Deutsche Telekom has defended its record on expanding broadband services, as the issue of whether Germany is falling behind in digitisation has become as focus of the federal election campaign. Telekom's broadband expansion is focused on upgrading its copper network with new VDSL techniques, a strategy that has faced criticism from some for not investing more in full fibre networks. 

In a blog on its website, Telekom said that it chose VDSL vectoring in order to bring faster speeds to more areas sooner. If the company relied on FTTH, rural areas would be unlikely to see upgrades any time soon, the company said, noting that not only is it too costly and technically difficult to bring fibre to rural areas, there is also "no demand" there for it. 
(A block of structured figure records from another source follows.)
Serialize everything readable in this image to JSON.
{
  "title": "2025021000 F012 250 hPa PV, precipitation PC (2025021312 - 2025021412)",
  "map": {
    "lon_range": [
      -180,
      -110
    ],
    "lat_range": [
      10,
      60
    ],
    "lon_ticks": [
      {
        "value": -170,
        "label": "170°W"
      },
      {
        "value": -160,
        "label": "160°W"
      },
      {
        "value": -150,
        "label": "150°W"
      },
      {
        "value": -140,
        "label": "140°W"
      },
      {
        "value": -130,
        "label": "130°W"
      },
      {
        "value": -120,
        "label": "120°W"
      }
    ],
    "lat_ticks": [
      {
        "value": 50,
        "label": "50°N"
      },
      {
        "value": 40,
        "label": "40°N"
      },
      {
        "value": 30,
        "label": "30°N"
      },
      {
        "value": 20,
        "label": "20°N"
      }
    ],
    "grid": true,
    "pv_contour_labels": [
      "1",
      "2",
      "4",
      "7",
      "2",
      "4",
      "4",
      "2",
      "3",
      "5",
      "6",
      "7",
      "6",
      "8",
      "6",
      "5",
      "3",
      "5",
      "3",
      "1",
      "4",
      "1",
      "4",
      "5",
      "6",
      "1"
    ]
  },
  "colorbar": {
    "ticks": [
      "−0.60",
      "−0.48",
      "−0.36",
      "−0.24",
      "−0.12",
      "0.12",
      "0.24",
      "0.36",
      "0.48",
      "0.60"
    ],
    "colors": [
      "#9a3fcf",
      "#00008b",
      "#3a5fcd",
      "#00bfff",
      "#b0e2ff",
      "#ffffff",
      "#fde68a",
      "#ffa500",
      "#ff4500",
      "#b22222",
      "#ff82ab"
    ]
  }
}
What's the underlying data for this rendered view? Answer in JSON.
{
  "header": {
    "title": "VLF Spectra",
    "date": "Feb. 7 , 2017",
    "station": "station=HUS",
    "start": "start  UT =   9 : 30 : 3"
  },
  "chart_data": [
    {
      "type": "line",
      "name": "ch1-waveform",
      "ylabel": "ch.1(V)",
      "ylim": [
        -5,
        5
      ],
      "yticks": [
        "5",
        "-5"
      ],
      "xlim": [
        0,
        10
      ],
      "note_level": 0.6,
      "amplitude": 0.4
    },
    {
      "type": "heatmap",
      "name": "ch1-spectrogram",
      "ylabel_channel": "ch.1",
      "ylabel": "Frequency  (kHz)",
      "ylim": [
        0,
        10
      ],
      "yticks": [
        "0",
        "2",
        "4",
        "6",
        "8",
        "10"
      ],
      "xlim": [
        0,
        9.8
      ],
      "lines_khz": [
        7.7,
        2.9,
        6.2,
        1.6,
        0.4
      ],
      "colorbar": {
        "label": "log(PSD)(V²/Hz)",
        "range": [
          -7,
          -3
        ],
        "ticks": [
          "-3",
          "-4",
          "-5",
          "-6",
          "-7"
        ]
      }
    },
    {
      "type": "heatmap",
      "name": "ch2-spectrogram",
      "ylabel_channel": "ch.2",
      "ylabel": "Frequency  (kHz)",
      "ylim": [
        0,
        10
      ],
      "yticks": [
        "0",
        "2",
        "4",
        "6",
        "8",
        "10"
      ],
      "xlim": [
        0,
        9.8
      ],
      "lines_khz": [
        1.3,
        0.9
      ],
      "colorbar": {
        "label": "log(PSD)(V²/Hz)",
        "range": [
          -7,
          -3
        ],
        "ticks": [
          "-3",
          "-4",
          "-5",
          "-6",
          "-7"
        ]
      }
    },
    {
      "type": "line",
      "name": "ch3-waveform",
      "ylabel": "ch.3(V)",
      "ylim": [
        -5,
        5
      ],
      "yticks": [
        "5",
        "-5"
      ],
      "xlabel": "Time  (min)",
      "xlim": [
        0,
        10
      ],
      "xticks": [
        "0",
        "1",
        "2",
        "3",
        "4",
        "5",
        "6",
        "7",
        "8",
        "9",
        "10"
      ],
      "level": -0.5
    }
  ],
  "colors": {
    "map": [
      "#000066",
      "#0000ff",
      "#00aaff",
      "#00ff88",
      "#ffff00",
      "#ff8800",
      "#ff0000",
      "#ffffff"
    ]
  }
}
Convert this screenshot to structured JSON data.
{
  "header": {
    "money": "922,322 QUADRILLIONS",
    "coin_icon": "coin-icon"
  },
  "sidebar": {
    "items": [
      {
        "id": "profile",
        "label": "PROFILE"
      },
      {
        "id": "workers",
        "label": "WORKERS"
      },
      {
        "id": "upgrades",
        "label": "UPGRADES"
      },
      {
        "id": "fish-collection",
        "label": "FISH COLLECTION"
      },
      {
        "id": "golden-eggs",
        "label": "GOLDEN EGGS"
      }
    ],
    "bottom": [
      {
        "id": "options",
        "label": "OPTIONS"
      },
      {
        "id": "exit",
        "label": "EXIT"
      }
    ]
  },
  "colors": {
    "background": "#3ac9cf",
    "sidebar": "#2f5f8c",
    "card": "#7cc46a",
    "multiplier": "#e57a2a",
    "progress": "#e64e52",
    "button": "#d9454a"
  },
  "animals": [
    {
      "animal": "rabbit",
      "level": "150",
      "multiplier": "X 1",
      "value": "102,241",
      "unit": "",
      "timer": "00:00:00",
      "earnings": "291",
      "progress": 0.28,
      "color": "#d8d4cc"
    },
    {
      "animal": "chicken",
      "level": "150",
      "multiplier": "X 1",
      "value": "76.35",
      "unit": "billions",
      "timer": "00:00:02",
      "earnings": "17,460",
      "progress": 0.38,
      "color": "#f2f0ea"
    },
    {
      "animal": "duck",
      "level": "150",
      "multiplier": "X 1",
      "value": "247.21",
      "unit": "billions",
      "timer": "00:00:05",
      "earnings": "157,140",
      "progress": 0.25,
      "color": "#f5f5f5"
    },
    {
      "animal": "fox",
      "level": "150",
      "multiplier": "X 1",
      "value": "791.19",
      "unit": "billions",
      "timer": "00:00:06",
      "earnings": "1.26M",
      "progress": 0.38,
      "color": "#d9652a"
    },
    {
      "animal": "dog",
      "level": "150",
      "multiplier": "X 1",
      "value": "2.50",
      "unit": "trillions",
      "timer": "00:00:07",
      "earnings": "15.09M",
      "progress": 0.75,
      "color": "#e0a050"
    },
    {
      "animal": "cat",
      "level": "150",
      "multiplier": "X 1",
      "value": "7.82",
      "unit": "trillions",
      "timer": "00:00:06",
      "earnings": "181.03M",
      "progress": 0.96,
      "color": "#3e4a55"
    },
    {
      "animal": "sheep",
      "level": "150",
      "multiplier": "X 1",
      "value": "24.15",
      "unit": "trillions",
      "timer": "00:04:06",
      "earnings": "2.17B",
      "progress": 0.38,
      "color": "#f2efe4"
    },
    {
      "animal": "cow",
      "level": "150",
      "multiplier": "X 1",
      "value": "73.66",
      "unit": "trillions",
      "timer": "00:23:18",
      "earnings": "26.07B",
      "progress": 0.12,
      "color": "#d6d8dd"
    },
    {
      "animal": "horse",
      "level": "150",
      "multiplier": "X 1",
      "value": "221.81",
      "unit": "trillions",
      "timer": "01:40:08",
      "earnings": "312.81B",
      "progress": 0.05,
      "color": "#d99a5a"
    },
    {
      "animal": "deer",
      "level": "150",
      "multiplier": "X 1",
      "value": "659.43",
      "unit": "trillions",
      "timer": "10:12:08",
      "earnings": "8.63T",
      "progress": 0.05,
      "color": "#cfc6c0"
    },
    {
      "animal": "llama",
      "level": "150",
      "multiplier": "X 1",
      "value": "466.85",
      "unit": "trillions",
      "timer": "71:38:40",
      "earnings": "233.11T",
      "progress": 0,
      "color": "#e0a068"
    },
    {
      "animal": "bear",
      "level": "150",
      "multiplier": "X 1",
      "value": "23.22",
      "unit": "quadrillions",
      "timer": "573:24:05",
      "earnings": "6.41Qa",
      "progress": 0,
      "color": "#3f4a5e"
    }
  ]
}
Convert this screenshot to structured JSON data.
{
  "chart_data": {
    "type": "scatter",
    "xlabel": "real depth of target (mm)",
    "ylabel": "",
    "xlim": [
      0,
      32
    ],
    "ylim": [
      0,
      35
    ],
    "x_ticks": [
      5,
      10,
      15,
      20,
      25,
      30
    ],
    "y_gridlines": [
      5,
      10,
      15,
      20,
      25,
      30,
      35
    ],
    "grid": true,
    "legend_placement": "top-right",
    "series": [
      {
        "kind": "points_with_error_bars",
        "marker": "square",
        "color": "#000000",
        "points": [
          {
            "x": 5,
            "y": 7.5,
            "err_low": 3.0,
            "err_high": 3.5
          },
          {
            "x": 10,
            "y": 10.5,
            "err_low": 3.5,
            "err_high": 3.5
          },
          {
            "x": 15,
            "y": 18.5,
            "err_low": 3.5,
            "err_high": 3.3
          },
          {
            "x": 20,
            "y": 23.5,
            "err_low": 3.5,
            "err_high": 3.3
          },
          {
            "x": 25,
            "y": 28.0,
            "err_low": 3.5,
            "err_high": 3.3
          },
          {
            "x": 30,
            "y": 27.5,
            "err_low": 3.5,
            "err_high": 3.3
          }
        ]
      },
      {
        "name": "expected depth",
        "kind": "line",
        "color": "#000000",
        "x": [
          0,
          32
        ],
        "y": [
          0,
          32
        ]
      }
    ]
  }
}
Furthermore, the company does have significant fibre in its network already, at a total 455,000 km, with an average 25,000 km added each year since 2010. It is installing FTTP in selected areas, especially business parks and industrial areas, and residential customers interested in a direct connection can apply to the operator for an offer. In addition, Telekom cooperates with local fibre operators such as NetCologne, Ewe Tel and Innogy. 

Finally, Deutsche Telekom said that Germany is already among the leading European nations in terms of broadband access, with over 80 percent of the population able to receives speeds of at least 30 Mbps. The company targets bringing 50 Mbps to over 80 percent by the end of 2018 - a self-imposed obligation that it noted others such as cable operators have not assumed.